Когда я поднял глаза, в двери стоял Папс, стоял и смотрел на меня. Его руки были подняты, он держался за притолоку и освещен был сзади, лица поэтому я не видел, но по выпуклым мышцам и короткой афрострижке я знал, что это он, и я знал, что он уже сколько-то времени здесь стоит, глядя на меня. Его ладони передвинулись вниз по дверному косяку, и он хлопнул себя по бедрам.
— Пошли отсюда, — сказал он.
На тротуаре я обернулся, наполовину ожидая, что за нами выбежит служитель в вельветовых брюках, но мы были одни.
Мы поели за стойкой, сидя на крутящихся виниловых табуретках. Оба взяли по хот-догу; Папс разломил свой напополам, засунул одну половину целиком в рот и повернулся ко мне — глаза вытаращены, щеки выпячены. Я не засмеялся: слишком долго я там пробыл один, слишком долго он не приходил за мной.
Было уже темно, когда мы отправились домой. Ехали всю ночь. Папс сказал, что страшно устал и моя задача — не дать ему уснуть за рулем. Он зевал и зевал, а я смотрел на его профиль, ждал, когда веко отяжелеет и опустится, и тогда хватал его руку и тряс, а он спрашивал: «Что? Что случилось?»
Мы не разговаривали. Я знал, что он где-то витает, грезит, наполовину спит. Когда мы свернули с шоссе на дорогу, которая вела к дому, он вдруг сказал:
— Да, забавно.
Он произнес это так, будто мы всю дорогу беседовали.
— Я стоял там в двери, смотрел, как ты танцуешь, и думал знаешь о чем?
Он умолк, но я ничего не отвечал и не повернулся взглянуть на него; наоборот, я закрыл глаза.
— Я думал, как ты мило выглядишь, — сказал он. — Хотя странно так отцу думать про сына, правда? Но что было, то было. Я там стоял, смотрел, как ты танцуешь, кружишься и все такое, и думал про себя: «Черт, ну и милый же он у меня».
Они выросли жилистые, худые, с длинными туловищами. Их мышцы и коленные чашечки бугрились, как узлы на канате. Широкие лбы и выпуклые, сильные надбровья у них были схожи, выдавали родство. Щеки стали впалыми, губы едва прикрывали зубы и десны, как будто челюсти, да и весь череп просились наружу.
Они пригибались и шныряли.
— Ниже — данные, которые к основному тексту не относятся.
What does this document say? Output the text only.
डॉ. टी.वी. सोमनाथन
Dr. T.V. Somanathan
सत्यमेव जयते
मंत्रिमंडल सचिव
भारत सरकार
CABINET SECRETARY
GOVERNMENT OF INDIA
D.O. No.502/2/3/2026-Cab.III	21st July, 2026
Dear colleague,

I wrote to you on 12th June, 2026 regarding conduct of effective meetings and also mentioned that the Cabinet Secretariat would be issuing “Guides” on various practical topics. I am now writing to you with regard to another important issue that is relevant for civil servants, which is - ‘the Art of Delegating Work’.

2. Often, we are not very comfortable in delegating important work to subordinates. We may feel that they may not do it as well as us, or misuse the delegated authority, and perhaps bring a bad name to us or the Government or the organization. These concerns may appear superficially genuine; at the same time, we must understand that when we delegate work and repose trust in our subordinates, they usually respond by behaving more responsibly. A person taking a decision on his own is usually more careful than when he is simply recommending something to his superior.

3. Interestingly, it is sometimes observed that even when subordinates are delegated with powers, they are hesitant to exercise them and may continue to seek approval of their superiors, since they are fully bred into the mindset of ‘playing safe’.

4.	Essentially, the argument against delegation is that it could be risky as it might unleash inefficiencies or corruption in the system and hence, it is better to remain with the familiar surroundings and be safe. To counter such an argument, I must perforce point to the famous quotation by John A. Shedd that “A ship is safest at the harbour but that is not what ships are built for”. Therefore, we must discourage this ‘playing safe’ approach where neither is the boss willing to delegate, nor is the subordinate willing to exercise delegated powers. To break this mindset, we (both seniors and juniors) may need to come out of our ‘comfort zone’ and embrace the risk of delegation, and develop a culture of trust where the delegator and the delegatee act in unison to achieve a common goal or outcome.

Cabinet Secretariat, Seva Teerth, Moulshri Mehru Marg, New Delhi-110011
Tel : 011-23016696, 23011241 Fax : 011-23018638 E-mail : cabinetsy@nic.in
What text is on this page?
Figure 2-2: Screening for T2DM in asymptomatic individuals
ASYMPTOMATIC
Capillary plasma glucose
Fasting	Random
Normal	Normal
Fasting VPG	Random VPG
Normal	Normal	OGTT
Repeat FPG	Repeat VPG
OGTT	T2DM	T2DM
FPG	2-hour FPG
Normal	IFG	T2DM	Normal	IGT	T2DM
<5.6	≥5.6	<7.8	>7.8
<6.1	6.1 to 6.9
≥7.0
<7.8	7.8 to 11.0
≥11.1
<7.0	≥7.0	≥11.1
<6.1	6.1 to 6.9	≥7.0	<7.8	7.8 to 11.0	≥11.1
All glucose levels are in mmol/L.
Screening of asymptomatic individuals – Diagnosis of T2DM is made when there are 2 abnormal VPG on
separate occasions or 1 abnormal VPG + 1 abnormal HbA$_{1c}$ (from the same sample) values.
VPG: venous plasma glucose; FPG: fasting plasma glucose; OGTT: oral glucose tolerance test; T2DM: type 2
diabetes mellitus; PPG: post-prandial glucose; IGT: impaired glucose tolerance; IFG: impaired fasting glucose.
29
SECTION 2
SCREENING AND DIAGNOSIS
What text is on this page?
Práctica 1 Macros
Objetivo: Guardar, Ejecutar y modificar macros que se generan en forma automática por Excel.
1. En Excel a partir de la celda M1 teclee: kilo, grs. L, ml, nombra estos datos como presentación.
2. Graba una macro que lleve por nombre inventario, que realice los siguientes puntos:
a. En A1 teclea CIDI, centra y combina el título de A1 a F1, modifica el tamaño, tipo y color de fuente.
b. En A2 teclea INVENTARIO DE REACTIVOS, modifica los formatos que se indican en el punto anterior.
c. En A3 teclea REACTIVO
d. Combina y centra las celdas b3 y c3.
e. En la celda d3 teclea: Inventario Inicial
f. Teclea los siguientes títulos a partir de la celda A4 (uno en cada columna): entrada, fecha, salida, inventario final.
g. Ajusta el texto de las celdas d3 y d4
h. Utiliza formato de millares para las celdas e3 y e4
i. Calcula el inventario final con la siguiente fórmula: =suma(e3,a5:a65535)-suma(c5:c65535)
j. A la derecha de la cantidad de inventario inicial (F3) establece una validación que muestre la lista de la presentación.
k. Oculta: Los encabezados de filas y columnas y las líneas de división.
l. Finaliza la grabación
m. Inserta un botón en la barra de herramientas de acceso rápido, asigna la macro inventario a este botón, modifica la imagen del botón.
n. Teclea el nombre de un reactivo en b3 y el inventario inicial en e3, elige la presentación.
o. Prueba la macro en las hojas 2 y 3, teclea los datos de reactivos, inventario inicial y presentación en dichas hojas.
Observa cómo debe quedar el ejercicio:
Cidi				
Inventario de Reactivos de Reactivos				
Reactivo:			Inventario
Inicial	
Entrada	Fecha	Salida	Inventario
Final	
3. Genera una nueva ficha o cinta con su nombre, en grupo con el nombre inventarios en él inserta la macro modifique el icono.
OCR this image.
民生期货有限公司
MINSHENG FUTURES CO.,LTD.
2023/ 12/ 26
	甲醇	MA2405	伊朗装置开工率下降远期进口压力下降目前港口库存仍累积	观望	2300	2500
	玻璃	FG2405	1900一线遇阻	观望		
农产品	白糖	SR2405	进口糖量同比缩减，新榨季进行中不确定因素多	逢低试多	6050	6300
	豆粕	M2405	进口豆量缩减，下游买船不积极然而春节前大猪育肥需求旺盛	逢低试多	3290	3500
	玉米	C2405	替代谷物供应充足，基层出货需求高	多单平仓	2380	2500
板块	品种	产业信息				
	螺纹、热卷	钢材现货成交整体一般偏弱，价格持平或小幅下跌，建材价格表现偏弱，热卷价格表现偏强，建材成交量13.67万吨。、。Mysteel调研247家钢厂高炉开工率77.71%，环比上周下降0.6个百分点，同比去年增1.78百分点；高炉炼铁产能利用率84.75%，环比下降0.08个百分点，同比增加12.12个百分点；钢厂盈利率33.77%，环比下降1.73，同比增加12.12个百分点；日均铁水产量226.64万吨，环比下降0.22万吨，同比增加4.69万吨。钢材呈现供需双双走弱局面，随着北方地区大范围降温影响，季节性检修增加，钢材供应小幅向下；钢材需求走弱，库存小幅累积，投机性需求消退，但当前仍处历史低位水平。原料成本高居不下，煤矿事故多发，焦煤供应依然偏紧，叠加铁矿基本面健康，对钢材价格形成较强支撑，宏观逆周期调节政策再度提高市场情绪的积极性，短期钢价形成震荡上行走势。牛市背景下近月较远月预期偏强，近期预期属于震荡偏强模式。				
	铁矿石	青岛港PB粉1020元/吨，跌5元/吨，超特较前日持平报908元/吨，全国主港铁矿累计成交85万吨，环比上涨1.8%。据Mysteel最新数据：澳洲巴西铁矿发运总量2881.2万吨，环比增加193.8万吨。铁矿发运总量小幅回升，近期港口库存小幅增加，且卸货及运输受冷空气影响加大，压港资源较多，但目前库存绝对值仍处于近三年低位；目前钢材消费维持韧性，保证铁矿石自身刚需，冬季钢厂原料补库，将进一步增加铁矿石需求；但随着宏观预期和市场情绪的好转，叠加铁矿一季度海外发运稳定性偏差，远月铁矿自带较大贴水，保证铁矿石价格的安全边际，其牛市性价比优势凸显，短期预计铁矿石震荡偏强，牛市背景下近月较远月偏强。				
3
Они тряслись, нервничали. Они чесались.
Стоя под фонарем на погрузочной платформе, они глядели в темноту. Видели, как их выдохи превращаются в пар и улетают в холодный мрак. Они стояли без капюшонов на снегу, выщипывая из сигарет хлопчатобумажные фильтры. Рассуждали о ночных кражах со взломом. Им нравилось сказать про одно или другое, что оно «с подогревом», — их ночь, их курево. Потом один из них из-за девчонки разобьет себе лицо о зеркало в раздевалке, другой порежет вены. Они будут валить все экзамены. Одну машину за другой будут закатывать носом в канавы. Потом через их руки пойдет порнуха всех сортов. Вскоре вылетят из школы. На работе будут пристраиваться к парням вроде них, к парням с выбитыми зубами, с плохим запахом изо рта, к любителям подмигивать. Будут торчать в подвальных квартирах у взрослых людей, которые держат змей в стеклянных аквариумах. Еще позже они поймут, что на самом деле парни эти не имеют с ними ничего общего. Кому из парней понятна эта дворняжья жизнь, эта помесь двух рас? Кому понятен Папс? У всех этих парней, у всей здешней белой швали — у них есть свое наследие, десятилетие за десятилетием бедности и жестокости, родословные, по которым можно вести пальцем, как по шрамам; это их ручьи, их холмы, их добродетель. Эта погрузочная платформа — дело рук их дедов, они лили цементный раствор. А там, на юге, в Бруклине, у пуэрториканцев есть их язык — родной язык.